As the economy accelerates into rapid growth, the Republican Party finds itself awkwardly retreating from years of doomsaying into a pose of world-weariness. Sure, things have gotten better, they concede, but everybody knew it would happen. “Mitt Romney knew the day would come when a president would be able to swagger into the House Chamber and lay claim to a burgeoning economic recovery,” writes Jon Ward. His evidence for Romney’s prescience about the inevitable recovery is a statement the Republican candidate made:
“I wouldn’t be going after this job if I thought the future was bleak. I would not want to be president — be on watch if you will — as America goes over a cliff. I would not want to take this job and this responsibility if I didn’t think the future is going to be extraordinarily bright.”
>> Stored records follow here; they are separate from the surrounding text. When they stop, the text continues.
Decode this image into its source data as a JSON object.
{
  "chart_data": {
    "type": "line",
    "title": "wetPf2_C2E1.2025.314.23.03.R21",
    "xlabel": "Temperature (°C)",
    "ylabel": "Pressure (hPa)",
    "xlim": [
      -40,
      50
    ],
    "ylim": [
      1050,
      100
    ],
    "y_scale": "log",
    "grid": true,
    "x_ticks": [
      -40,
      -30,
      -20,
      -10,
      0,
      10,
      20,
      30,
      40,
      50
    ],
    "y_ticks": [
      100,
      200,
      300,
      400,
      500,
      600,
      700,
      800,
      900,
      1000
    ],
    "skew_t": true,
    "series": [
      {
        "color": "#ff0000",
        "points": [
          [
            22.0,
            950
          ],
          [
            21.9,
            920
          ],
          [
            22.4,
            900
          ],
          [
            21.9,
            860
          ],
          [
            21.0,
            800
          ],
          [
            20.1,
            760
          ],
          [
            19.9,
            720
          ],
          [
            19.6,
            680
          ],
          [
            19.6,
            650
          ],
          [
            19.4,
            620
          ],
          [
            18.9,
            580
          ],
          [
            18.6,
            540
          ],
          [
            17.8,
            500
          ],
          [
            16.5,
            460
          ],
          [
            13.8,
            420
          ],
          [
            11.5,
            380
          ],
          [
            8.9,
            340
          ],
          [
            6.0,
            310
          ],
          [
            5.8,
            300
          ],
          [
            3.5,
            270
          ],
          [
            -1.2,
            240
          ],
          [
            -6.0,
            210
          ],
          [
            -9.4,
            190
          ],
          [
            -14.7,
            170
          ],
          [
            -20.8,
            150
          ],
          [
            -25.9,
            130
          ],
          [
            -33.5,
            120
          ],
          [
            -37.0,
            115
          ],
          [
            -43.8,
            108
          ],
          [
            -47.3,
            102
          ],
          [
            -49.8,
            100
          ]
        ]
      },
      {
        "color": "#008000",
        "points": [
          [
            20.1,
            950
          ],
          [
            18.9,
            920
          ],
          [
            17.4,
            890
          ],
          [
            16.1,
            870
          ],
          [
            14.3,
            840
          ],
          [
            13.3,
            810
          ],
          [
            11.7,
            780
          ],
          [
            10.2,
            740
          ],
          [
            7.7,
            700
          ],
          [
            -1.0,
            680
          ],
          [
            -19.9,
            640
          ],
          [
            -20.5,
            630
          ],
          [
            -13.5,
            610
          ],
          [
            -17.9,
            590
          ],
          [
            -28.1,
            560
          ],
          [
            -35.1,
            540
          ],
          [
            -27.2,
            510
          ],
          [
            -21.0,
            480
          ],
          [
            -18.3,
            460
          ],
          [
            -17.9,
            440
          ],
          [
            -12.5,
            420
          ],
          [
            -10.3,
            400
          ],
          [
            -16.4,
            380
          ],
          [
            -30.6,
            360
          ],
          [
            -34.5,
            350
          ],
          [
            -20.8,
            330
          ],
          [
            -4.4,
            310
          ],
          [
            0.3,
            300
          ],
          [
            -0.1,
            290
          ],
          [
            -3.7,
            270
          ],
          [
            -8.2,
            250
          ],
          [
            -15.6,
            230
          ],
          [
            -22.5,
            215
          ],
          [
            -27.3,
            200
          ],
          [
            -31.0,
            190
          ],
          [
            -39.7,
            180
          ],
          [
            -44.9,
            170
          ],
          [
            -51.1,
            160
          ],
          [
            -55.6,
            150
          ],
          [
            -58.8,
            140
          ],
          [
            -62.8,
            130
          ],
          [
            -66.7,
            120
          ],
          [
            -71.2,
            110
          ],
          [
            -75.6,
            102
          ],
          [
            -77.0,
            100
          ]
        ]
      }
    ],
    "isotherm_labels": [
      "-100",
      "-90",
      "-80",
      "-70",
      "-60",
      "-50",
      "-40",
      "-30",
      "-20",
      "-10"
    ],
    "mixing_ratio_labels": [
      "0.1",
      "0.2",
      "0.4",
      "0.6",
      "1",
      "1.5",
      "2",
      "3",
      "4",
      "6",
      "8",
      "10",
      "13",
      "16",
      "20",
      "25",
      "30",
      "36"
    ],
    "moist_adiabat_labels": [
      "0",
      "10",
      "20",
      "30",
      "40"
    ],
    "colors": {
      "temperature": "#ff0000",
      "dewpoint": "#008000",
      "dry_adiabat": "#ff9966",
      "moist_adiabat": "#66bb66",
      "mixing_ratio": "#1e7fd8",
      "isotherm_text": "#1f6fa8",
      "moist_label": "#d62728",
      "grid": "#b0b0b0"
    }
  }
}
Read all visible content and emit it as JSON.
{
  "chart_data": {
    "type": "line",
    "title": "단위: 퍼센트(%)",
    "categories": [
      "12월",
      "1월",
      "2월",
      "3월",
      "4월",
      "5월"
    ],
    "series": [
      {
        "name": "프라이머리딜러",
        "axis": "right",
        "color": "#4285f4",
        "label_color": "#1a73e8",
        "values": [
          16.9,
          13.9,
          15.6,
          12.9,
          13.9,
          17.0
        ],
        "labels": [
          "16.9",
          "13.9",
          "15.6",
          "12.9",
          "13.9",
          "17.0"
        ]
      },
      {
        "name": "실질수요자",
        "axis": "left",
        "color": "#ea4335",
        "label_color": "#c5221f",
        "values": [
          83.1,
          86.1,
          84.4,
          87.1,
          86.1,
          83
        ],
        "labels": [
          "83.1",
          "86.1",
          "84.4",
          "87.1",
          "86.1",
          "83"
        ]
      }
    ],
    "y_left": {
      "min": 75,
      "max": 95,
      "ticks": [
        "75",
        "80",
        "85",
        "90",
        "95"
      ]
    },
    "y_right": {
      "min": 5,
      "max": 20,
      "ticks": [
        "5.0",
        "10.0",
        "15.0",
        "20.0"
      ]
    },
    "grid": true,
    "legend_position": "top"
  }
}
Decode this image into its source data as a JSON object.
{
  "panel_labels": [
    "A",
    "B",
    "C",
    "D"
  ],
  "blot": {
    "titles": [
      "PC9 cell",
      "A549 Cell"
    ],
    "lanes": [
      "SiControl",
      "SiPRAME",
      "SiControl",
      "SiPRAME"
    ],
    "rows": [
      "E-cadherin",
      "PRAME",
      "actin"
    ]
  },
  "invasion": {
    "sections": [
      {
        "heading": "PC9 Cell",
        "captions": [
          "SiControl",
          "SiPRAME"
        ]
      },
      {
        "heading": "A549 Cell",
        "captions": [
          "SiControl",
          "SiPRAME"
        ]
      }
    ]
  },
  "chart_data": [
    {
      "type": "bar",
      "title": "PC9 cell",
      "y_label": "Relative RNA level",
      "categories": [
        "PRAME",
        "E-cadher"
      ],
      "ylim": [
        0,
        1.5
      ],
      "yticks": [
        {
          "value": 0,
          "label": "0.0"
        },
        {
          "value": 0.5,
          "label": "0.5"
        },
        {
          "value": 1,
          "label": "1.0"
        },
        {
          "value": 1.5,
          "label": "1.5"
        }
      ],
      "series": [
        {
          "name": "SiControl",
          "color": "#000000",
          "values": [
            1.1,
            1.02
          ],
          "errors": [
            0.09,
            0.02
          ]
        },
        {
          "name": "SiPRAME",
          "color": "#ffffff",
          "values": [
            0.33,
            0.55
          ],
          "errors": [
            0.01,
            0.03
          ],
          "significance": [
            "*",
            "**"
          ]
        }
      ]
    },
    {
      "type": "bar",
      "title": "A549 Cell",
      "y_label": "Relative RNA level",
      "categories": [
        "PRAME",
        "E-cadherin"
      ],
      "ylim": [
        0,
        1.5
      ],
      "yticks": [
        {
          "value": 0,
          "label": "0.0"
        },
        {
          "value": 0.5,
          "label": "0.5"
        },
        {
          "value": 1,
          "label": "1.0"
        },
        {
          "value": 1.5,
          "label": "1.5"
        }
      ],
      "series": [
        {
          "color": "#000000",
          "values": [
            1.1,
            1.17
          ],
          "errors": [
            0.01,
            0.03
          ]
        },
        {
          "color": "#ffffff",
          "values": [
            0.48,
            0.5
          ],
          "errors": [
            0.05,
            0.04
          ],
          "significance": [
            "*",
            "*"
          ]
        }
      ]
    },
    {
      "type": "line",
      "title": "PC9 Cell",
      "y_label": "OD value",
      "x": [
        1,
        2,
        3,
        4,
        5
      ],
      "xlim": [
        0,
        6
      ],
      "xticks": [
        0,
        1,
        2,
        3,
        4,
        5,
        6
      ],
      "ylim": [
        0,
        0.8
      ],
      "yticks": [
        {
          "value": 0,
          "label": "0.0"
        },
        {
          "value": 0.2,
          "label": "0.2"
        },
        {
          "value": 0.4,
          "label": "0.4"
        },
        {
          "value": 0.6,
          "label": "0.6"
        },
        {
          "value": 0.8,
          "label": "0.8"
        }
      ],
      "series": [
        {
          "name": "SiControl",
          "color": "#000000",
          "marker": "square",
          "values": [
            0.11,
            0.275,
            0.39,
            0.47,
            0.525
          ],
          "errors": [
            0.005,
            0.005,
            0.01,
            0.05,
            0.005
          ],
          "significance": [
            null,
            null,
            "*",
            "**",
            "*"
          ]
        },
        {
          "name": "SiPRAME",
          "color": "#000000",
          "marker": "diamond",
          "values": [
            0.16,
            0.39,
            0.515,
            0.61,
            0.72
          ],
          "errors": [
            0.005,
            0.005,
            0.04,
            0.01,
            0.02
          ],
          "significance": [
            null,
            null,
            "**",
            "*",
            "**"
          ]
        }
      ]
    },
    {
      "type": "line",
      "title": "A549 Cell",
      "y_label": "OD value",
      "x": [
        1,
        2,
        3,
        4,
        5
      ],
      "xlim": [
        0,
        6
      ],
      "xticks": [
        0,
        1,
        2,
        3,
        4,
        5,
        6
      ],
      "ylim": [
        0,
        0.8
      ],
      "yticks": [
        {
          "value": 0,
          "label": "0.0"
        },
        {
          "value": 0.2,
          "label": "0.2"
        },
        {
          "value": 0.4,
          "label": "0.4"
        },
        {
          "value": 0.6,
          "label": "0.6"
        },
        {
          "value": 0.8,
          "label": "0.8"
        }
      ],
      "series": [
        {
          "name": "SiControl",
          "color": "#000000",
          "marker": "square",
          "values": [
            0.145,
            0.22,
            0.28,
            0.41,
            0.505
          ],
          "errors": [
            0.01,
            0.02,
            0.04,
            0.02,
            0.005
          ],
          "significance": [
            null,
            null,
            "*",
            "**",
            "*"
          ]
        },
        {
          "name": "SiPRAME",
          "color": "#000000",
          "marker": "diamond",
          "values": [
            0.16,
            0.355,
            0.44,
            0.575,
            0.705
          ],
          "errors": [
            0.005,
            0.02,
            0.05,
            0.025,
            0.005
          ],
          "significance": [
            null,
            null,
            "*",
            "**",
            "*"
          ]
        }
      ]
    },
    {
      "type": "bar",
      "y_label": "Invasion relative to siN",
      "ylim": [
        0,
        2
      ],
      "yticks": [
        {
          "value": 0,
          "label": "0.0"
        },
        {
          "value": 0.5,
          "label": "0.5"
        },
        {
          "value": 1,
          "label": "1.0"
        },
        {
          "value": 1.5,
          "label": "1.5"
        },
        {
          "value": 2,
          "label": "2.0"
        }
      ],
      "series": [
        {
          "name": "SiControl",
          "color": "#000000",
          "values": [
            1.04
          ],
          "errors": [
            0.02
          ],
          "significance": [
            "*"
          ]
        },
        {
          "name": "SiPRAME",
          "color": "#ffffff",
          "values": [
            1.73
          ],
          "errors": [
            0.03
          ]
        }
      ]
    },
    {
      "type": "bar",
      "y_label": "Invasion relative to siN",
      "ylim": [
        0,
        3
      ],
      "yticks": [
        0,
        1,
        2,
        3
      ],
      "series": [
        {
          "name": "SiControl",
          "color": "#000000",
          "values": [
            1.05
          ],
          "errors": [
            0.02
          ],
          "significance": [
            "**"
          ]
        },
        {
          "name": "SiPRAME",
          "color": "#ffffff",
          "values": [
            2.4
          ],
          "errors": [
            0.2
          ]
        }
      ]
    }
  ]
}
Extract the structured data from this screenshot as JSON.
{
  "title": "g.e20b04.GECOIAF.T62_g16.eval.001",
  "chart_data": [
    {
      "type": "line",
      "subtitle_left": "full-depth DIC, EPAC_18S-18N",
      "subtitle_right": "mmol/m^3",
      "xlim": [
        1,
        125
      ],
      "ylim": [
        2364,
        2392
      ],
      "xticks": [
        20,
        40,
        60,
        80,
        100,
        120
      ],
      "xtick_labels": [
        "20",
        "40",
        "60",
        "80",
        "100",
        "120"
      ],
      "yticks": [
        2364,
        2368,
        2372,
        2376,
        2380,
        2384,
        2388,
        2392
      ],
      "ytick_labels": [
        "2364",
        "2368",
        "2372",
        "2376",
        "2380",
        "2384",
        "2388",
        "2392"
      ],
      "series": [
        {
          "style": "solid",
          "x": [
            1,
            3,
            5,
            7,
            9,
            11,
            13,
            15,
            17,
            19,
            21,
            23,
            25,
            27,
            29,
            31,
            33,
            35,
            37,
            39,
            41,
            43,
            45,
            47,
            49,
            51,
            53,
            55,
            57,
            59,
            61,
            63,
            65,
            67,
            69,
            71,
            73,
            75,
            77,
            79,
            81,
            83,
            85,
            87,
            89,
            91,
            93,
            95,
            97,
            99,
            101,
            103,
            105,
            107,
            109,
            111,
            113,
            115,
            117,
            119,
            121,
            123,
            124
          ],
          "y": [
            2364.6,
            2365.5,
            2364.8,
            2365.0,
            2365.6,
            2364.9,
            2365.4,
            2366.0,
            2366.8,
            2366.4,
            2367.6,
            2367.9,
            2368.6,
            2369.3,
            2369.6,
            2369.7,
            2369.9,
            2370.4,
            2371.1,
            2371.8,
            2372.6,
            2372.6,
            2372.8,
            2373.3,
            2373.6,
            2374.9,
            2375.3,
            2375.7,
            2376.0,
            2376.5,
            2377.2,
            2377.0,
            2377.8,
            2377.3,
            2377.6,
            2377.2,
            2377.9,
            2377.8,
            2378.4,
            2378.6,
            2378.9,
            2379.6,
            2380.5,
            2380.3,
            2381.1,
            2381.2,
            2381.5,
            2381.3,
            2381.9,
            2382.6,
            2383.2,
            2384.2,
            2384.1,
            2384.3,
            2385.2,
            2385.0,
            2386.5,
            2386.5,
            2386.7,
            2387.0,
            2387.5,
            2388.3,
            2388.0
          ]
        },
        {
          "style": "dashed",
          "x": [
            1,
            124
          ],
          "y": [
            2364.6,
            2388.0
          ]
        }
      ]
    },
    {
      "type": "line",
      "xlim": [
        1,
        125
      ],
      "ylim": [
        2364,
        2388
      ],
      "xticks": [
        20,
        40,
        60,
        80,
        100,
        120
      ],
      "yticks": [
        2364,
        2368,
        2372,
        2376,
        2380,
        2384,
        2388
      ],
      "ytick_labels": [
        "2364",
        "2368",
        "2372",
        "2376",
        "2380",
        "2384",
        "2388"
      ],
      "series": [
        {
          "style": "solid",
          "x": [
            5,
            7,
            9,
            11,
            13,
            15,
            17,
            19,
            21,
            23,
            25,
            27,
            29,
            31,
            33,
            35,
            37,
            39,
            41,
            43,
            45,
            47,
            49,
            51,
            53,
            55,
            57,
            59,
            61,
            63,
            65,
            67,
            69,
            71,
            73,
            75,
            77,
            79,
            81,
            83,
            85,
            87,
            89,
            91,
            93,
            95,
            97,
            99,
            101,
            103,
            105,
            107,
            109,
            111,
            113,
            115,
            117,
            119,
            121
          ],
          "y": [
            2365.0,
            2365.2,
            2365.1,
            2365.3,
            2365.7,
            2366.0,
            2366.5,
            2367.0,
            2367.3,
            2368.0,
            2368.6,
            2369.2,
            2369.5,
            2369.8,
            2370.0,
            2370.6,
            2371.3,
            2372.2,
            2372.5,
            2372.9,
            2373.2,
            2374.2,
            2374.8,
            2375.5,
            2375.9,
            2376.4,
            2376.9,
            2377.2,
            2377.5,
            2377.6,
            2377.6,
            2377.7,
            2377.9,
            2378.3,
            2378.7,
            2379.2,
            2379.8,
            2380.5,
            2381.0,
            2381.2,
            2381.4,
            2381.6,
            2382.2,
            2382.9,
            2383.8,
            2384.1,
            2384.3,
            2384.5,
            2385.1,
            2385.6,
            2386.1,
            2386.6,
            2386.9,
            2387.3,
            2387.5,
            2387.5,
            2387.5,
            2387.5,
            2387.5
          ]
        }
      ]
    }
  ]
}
Right, except Romney wasn’t predicting this would happen regardless of who won the 2012 election. He was predicting it would only happen if he won the election. (Ward does credit Obama’s policies, a bit, later in his story.) The whole Republican line was organized around the premise that the slowness of the recovery was not merely the inevitable outcome of a massive financial crisis but the tragically avoidable outcome of Obama’s failed economic agenda, which had made the problem worse. Here’s Mitt Romney’s speech at the Republican National Convention:
His policies have not helped create jobs. They’ve depressed them, and this I can tell you about where President Obama would take America. His plan to put taxes on small businesses won’t not add jobs. It will eliminate them. …
How confident was Romney that Obama’s job-killing policies would prevent the economy from recovering — 51 percent confident? 80 percent? No, he was 100 percent confident:
and his trillion dollar deficits, they slow our economy, restrain employment, and cause wages to stall. To the majority of Americans who now believe the future will not be better than the past, I can guarantee you this — if Barack Obama is reelected, you will be right.
Romney guaranteed the economy would get worse. The point here is not that the positive economic news proves that Obama’s economic policies have worked. The point is that the Republican analysis held, as a matter of metaphysical certainty, that the Obama economic program (stimulus, higher taxes on the rich, health care, clean energy, etc.) would make a strong recovery impossible. That analysis was wrong.